Fidelity Tax Advantage Fund (Dividend), which won the Morningstar India ELSS (Tax Savings) award, did well in falling as well as rising markets. Sandeep Kothari, the fund manager, tells us how this tax-saving fund managed the feat. Edited excerpts:
How did you navigate the ups and downs of 2008 and 2009?
While the last two years have been difficult, what helped was staying close to our investment philosophy of bottom-up stock picking and staying focused on consistent risk-adjusted returns. We maintained a disciplined approach to understanding companies that we were investing in.
Disciplined approach: FIL Fund Management’s Sandeep Kothari. Shriya Patil Shinde / Mint
Fidelity diversifies in a large number of scrips across its funds. You do not have huge pressure of inflows and outflows, so how come you aren’t more concentrated?
I do have a 50-60 stock portfolio with a tail of about five to seven stocks where we are either trying to build a position or exit one. But diversification is an important parameter and a concentrated portfolio can become volatile. I focus on building conviction in the stocks I hold.
Investors start tax planning at the end of the year. Is that okay?
Investing as early in the year as possible helps as it gives your investments more time in the market.
Also See | Fidelity Tax Advantage Div (Graphic)
Do you think markets are overheated? If yes, do you think investors should book profits?
I think that the business cycle is playing out and assuming that it plays out as we expect it to we should see continued earnings momentum in stocks. For investors, though, it is important to remember that it is time in the market and not timing the market that matters. And mutual funds are the best route to ensure this.

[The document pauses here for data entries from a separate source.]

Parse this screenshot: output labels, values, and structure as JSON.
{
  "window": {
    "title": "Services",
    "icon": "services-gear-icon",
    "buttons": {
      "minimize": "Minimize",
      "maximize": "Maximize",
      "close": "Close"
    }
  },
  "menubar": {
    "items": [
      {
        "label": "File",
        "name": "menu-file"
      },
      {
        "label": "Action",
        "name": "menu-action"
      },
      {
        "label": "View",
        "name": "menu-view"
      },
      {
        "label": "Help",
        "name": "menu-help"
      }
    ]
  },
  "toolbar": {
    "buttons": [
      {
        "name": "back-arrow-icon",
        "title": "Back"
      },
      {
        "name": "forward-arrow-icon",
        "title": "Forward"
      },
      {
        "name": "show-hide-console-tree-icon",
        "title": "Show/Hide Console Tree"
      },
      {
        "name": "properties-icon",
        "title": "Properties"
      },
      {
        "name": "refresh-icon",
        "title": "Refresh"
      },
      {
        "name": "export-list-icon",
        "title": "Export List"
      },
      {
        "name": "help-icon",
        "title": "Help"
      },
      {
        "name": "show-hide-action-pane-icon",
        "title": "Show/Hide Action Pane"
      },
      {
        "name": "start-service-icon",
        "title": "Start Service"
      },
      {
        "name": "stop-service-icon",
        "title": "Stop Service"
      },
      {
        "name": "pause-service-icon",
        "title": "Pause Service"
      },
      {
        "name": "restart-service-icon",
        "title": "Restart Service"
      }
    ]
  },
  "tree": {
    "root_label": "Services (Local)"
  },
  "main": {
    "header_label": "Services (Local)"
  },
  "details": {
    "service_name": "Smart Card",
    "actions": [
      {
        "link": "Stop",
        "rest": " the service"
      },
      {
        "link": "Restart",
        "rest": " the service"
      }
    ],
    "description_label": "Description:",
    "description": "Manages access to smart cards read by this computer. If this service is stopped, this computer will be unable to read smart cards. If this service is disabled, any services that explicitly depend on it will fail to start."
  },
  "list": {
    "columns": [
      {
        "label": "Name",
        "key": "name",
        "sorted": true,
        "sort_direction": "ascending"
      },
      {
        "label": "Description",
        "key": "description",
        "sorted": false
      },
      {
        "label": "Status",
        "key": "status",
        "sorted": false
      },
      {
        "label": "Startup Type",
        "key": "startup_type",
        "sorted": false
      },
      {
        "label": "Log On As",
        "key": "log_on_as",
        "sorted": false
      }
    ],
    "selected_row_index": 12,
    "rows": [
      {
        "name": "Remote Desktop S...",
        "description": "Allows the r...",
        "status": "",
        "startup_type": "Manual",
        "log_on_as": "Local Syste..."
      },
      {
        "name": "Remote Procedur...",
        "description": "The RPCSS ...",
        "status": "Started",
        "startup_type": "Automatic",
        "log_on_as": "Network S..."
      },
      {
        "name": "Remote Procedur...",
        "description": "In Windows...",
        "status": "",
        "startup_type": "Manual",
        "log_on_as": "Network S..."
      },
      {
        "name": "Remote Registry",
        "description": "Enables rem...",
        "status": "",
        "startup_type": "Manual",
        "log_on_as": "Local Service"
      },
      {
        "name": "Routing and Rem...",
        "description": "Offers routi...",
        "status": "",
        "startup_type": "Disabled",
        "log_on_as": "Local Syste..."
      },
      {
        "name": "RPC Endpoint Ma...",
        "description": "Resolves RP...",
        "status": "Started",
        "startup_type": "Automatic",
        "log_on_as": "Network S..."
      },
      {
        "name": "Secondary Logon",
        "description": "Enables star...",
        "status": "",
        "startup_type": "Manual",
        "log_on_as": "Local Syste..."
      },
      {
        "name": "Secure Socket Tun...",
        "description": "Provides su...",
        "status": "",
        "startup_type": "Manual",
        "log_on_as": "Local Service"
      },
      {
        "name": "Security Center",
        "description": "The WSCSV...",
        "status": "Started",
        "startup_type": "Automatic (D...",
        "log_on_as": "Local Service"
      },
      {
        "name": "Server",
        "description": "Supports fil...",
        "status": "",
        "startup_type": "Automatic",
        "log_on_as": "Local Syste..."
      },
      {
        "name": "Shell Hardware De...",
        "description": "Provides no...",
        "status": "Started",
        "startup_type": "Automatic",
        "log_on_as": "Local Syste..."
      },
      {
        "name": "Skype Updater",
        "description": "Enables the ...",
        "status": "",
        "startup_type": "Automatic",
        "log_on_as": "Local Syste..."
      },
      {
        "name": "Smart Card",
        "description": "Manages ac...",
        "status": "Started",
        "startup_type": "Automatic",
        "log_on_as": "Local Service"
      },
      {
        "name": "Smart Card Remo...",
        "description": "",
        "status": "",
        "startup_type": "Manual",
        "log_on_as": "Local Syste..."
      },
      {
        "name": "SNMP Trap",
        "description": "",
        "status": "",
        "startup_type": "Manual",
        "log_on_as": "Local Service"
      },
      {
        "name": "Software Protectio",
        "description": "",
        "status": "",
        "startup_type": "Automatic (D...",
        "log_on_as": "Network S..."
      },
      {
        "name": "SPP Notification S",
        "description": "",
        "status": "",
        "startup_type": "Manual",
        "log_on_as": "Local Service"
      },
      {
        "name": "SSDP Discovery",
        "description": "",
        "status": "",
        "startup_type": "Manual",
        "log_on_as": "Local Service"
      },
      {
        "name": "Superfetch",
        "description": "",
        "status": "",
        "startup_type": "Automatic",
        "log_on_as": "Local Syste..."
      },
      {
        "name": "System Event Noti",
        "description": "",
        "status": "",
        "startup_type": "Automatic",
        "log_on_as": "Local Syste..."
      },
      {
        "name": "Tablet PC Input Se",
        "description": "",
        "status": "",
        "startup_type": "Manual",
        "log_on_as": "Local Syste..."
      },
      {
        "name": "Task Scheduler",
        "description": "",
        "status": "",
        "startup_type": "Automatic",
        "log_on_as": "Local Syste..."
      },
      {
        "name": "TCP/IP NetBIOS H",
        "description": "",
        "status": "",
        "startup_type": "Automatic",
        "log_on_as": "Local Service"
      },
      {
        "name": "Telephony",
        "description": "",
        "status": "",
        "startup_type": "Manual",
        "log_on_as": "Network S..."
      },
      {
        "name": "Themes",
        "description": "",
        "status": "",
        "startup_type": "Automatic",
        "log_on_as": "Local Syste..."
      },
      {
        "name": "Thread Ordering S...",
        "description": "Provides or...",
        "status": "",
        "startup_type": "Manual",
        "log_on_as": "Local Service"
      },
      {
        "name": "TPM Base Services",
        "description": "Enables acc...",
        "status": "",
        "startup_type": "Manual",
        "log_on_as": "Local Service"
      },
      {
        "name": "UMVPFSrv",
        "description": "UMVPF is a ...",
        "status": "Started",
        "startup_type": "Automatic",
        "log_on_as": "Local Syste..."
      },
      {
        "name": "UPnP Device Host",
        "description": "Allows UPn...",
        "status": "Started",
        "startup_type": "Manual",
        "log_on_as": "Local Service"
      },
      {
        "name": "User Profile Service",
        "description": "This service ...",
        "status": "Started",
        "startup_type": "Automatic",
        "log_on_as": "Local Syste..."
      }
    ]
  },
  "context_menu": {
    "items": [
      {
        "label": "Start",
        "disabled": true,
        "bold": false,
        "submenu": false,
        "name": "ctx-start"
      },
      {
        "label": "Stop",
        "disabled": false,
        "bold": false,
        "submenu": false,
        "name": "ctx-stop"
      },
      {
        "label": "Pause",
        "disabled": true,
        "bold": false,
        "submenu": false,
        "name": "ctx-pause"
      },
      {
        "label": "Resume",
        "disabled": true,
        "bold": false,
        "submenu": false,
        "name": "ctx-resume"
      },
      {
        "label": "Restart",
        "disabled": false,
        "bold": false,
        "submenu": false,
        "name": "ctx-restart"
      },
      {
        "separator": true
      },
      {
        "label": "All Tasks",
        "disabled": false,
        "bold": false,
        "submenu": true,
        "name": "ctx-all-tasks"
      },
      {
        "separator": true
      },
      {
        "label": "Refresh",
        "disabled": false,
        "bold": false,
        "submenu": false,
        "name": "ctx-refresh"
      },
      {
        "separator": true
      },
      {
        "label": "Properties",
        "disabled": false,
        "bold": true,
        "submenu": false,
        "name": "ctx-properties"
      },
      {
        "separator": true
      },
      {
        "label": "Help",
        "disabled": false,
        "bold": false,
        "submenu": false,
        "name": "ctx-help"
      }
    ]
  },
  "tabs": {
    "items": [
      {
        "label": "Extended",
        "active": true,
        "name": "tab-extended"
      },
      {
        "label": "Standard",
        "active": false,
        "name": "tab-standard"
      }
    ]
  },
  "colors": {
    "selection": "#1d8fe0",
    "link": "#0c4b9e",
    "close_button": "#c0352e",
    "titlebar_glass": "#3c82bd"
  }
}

We analysed the Indian stock market data for 10 years from February 2000 to February 2010. Based on the daily returns of the Sensex, we identified the best 10, 20, 30 and 40 days. If you had a notional investment of Rs1 lakh and you remained invested from 2000 to 2010, the value of your investment would have been Rs3,01,600. But if you missed the 10 best days, your value would be Rs1,39,741. A loss of Rs1,61,859. Not surprisingly, the more the number of “best days” that you miss out, the more dramatic the fall in your returns. Miss out on the 40 best days and the value of your investment would be Rs32,999. That’s Rs2,68,601 less than you would have got if you had remained fully invested.